This is What a Starlink Satellite Train Looks Like from the ISS

A view of the Orion constellation shining brightly above Earth, with the green and purple hues of an aurora and Earth's thin blue atmosphere visible below.
Astronaut Don Pettit captured a Starlink train in Earth’s orbit.

Astronaut Don Pettit splashed back down to Earth in April, and he is still “throttling down” from his six-month voyage on board the International Space Station — and that includes sifting through the troves of videos and photos he captured while in orbit.

He recently shared a video on his social media pages of his “best sighting of a Starlink satellite ‘train’ from orbit.” The footage shows at least a dozen satellites running line astern above the Earth, which is crowned with dancing aurora lights. Pettit’s footage captures the satellites clearly with their extended solar panels visible. A few of them sparkle as sunlight glints off the metal.
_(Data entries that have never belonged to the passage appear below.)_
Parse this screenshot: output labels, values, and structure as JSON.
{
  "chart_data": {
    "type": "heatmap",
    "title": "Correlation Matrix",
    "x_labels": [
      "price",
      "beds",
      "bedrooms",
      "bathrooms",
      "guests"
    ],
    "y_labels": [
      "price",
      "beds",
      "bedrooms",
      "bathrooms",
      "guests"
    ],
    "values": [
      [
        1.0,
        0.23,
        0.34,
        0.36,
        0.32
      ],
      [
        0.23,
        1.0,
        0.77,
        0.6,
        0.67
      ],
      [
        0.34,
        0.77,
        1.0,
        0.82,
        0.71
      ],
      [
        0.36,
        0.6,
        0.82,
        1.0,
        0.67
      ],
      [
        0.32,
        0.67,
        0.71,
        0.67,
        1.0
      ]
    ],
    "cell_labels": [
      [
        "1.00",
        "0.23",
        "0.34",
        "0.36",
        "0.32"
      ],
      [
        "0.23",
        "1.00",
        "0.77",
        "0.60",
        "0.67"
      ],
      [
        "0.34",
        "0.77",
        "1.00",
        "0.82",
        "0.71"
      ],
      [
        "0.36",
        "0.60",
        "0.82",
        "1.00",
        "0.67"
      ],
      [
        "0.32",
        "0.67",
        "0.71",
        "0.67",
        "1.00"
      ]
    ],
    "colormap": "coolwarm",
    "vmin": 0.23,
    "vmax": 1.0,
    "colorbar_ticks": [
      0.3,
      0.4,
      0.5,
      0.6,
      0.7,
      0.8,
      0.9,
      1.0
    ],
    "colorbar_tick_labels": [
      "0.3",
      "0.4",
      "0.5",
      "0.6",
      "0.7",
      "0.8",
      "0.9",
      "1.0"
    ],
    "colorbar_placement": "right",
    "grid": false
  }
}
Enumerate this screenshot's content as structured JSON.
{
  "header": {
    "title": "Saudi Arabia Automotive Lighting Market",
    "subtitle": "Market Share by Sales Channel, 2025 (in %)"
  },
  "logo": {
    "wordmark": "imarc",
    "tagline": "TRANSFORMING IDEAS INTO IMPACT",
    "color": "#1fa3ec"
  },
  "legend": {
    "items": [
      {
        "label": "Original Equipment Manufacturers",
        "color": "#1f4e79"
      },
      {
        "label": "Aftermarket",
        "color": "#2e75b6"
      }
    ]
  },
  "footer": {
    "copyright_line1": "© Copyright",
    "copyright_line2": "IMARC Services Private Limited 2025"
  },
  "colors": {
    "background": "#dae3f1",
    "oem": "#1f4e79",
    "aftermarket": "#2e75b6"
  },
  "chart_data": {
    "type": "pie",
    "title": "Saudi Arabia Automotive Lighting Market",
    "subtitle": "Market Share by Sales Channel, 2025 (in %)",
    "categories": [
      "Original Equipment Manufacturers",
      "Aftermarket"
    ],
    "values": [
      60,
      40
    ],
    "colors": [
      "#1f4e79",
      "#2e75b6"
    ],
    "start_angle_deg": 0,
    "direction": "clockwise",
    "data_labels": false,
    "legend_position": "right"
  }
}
Starlink satellites orbit at roughly 342 miles above Earth, while the ISS, where Pettit was filming, circles about 80 miles lower at 250 miles. From the video’s perspective it’s hard to gauge, but the satellites are most likely passing well above the ISS — though they may still have been climbing to their final altitude.

In fact, not long after Starlink trains have been launched is the best time to catch the satellites. Photographer Josh Dury did this last year and captured a composite of long exposures showing the cluster sailing through the night sky.

Dury’s project was also about raising awareness of the impact that satellites are having on astronomy. Although Starlink has taken steps to dim the satellites by equipping them with visors, the sunlight they reflect is still an issue for astronomers and astrophotographers who complain of bright streaks appearing in their images of space.

A chaotic web of white intersecting lines on a black background, creating an abstract, tangled, and crisscrossed pattern.
A stack of images from one camera recorded all satellites detected in one patch of the Arctic sky on Feb 22, 2025. Each streak represents an individual satellite passing over the pole. (Photo Credit: Space Surveillance Group at Western)

This summer, researchers at the North Pole created a composite image from 14 different cameras showing every single satellite streak in the night sky on just a single night. Scientists worry that satellites impede humanity’s view of the Universe.